How the industry deals with these issues and those that have yet to be faced will decide the future of organics. Tuitele says, “As long as consumers continue to have faith in that [organic] label, and trust in the system of accreditation we worked so hard to achieve, we believe consumer acceptance of organic products will continue to grow.” She also notes that as USDA’s regulation continues to evolve, consumer understanding and trust in organic products will increase.
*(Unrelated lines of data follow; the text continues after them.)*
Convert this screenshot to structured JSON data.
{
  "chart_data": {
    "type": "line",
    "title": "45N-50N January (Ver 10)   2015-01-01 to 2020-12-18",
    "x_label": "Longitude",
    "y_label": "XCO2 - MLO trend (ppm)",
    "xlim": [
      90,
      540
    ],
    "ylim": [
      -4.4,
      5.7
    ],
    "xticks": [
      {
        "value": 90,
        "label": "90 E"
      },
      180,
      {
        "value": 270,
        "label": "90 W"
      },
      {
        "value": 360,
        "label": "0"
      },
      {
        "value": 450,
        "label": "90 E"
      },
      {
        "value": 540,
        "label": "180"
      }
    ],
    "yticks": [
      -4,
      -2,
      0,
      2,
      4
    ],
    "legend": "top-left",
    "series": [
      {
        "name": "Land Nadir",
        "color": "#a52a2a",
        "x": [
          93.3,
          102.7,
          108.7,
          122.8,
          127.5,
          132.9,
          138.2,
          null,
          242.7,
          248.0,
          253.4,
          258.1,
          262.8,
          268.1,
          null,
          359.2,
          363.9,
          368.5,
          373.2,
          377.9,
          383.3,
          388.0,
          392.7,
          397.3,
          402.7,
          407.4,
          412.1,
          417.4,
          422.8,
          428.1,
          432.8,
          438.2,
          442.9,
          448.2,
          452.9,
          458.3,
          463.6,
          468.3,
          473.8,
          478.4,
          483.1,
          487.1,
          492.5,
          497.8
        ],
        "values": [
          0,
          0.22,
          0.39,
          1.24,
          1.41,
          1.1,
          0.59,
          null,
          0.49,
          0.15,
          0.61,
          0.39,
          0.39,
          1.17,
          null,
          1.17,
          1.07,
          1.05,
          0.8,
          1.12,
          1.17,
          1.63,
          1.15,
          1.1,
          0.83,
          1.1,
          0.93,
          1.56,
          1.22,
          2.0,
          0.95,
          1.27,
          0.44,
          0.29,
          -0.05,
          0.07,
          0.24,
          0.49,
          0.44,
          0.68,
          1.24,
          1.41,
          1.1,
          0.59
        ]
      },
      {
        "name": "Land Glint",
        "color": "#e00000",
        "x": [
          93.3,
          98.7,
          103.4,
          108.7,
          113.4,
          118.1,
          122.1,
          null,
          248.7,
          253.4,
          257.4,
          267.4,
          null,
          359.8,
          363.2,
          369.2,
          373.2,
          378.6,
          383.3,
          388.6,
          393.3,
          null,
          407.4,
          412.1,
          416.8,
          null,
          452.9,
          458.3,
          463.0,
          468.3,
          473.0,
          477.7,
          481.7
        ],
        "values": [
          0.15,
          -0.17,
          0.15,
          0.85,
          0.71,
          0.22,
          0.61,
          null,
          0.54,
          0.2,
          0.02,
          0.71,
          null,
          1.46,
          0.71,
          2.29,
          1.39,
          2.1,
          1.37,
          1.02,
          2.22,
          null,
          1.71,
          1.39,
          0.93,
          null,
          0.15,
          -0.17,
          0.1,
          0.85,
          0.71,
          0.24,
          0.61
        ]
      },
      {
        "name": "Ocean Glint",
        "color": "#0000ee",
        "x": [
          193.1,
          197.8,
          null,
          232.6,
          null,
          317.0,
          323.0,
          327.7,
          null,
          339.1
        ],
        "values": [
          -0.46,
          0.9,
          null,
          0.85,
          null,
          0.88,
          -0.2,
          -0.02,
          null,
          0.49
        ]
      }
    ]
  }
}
This trust, however, can only come with a strong defense of organic integrity. Organic Food Bar’s Singh says that many forces seek to soften organic standards so others must go above and beyond to safeguard, and uphold, them. “The notion that any food entity puts profits over people by whittling away at the very standards that protect those people is downright disgraceful,” he says. “We’re talking about people’s health here; health is our most precious asset. Food companies should protect that at all costs!” WF
Organic Vs. Conventional
Many have gone back and forth with this argument, and, as of now, conclusive research has not been shown to benefit either side. However, The Organic Center, based on its review of studies that examine plant-based organic foods, says “Yes, organic plant-based foods, are on average, more nutritious (1).”
As far as consumer perceptions go, Robert Gelser, general manager of Once Again Nut Butter, highlights the 2006 and 2007 Organic Market Update compiled by The Hartman Group, which found that consumers choose organic foods based on their perceived health benefits. Although the U.S. Department of Agriculture defines organic as a farming method, and thus, cannot carry a health claim, “its easy to see why consumers can draw a connection to a lack of pesticide use and healthier living,” says Gelser. Research from the UK’s Soil Association, as well as The Organic Center, that show better nutrient retention in organics, he says, strengthens this connection even more.
Jason Kessler, president of Wholemato, believes that there is an “interconnectedness of the foods we eat and our own health.” Given this relationship, he says, “crops grown without the aid of petroleum-based synthetic pesticides and artificial fertilizers will express their innate, naturally evolved systems and provide a nutritional source that is what we as humans have evolved eating. Since non-organic farming or ‘conventional farming’ supported by pesticides and fertilizers has only really been available for less than 100 years, our bodies haven’t adjusted to these changes.”
“In general,” says Mark Lipson of the Organic Farming Research Foundation, “this debate is grossly oversimplified and crippled by the lack of good research for assessing whole-system health and whole food quality.” Nevertheless, as more research is done, accurate nutrition values may fall in favor of organics.